The variables defined for robust parts of the femur and pelvis (VDH, HDH and MIB) have provided a sex-prediction model. The high predictive ability of this model and possibility of using it even with poorly preserved skeletal remains provide value to it and differentiate it from others that make use of less robust variables. In addition, an ability to estimate vertical measurements (or age) is also a subject of interest in forensic science. The transmission of errors from sex to vertical measurements due to use of the wrong equation (that corresponding to the opposite sex) occurs to a lesser extent when metrics in which the variables considered to do not present divergence patterns are considered. In the model obtained herein, the variables considered (VDH, HDH and MIB) present the same pattern. The mean for all three variables is higher for males than for females.

There is evidence that sex-related differences in a population depend on the geographic region to which that population belongs and therefore that specific formulae are probably required for each such population [17, 27, 28, 56]. Our findings only appear to achieve maximum accuracy in the Spanish population. However, it would be of interest to check whether this accuracy is maintained in other geographically related populational samples of similar sizes. In any case, the limited number of literature references to the Spanish population and the excellent predictive ability with variables defined for robust parts of the bone justify this study and the discriminatory functions obtained.

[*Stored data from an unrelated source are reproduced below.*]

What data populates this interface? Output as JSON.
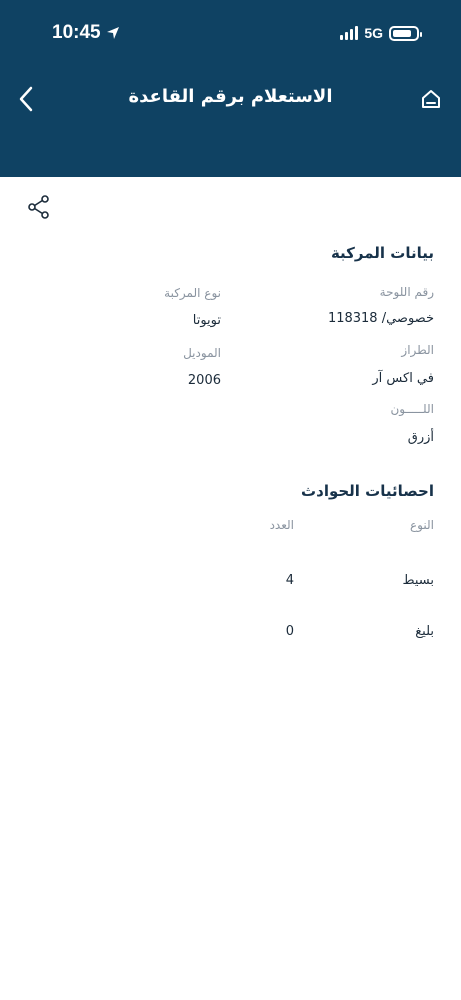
{
  "status_bar": {
    "time": "10:45",
    "network": "5G",
    "battery_fraction": 0.8
  },
  "header": {
    "title": "الاستعلام برقم القاعدة",
    "back_icon": "chevron-left-icon",
    "home_icon": "home-icon",
    "background": "#0f4263"
  },
  "share_icon": "share-icon",
  "vehicle": {
    "section_title": "بيانات المركبة",
    "fields": {
      "plate_label": "رقم اللوحة",
      "plate_value": "خصوصي/ 118318",
      "type_label": "نوع المركبة",
      "type_value": "تويوتا",
      "model_label": "الطراز",
      "model_value": "في اكس آر",
      "year_label": "الموديل",
      "year_value": "2006",
      "color_label": "اللـــــون",
      "color_value": "أزرق"
    }
  },
  "accidents": {
    "section_title": "احصائيات الحوادث",
    "header_type": "النوع",
    "header_count": "العدد",
    "rows": [
      {
        "type": "بسيط",
        "count": "4"
      },
      {
        "type": "بليغ",
        "count": "0"
      }
    ]
  }
}
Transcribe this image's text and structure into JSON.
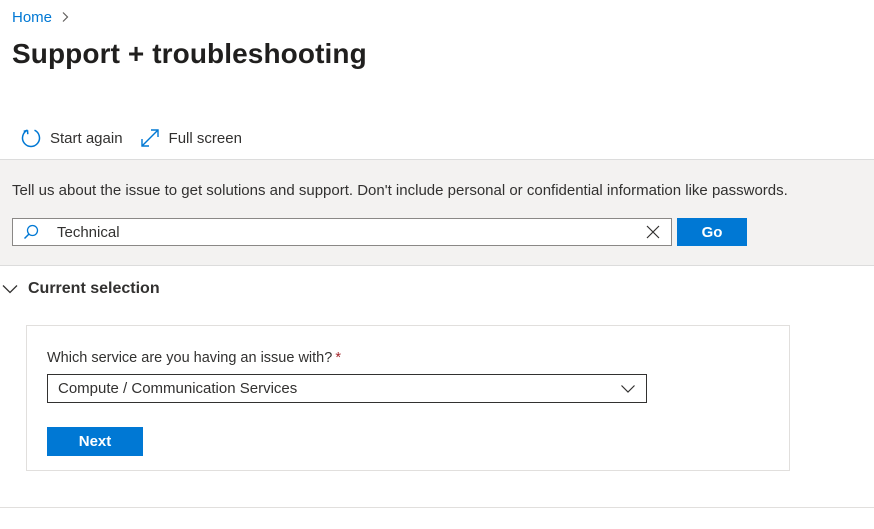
{
  "breadcrumb": {
    "home_label": "Home"
  },
  "page": {
    "title": "Support + troubleshooting"
  },
  "toolbar": {
    "start_again_label": "Start again",
    "start_again_icon": "refresh-icon",
    "full_screen_label": "Full screen",
    "full_screen_icon": "expand-icon"
  },
  "issue": {
    "instructions": "Tell us about the issue to get solutions and support. Don't include personal or confidential information like passwords.",
    "search_value": "Technical",
    "search_icon": "search-icon",
    "clear_icon": "close-icon",
    "go_label": "Go"
  },
  "current_selection": {
    "header_label": "Current selection",
    "service_question": "Which service are you having an issue with?",
    "required_marker": "*",
    "selected_service": "Compute / Communication Services",
    "next_label": "Next"
  },
  "colors": {
    "accent": "#0078d4",
    "panel_bg": "#f3f2f1",
    "required": "#a4262c",
    "text": "#323130"
  }
}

The reproducibility of the measurement technique ensures the reliability of the information used to obtain these discriminatory functions. In contrast, the inter-observer error as regards measuring the variables and its consequences in terms of loss of predictive ability (first observer, 92.1 %; second observer, 93.0 %; third observer, 76.3 %) have highlighted the need to protocolise the measurement system. The lower predictive ability of the third observer in this study has been attributed to measurement bias and higher measurement variability, which in turn have been related to the way in which soft parts are removed, the correct orientation for assessing each variable and the exact location of the points that defined said variables. In accordance with the principles established in standard ISO/TS 21748: 2010 [57], the accuracy of the predictive equation can be related to the informative ability of the variables used, the suitability and estimation of the predictive model and measurement bias and variability. The informative ability of the variables and the suitability and estimation of the model have been shown to be sufficient to achieve a high predictive ability for the target population. In contrast, the loss of predictive ability is very significant when the inter-observer bias or measurement variability are high. This is why the effective application of such models requires the availability of accurate measurement protocols and reference standards with which comparisons can be made.

Conclusions

Logistic regression discriminant analysis has provided a highly accurate sex-prediction model based on variables defined for robust parts of the femur and pelvis (VDH, HDH and MIB) (correct classification, 98.3 %). The complementary nature of the information provided by femoral and pelvic variables has been highlighted in the 2D factorial representation of the sample of 58 women and 56 men and the higher predictive ability of those models that use variables for both bones.

A wide range of recent studies have shown the potential and applicability of CT in forensic science. This non-invasive technique allows high-resolution 3D images of the current population to be rapidly obtained and, consequently, favours the renewal and updating of collections. The loss of predictive ability of the models has been related to the measurement accuracy, which in turn is related to observer training. As a result, effective application requires the drafting of measurement protocols, consensus standards and the correct training of observers.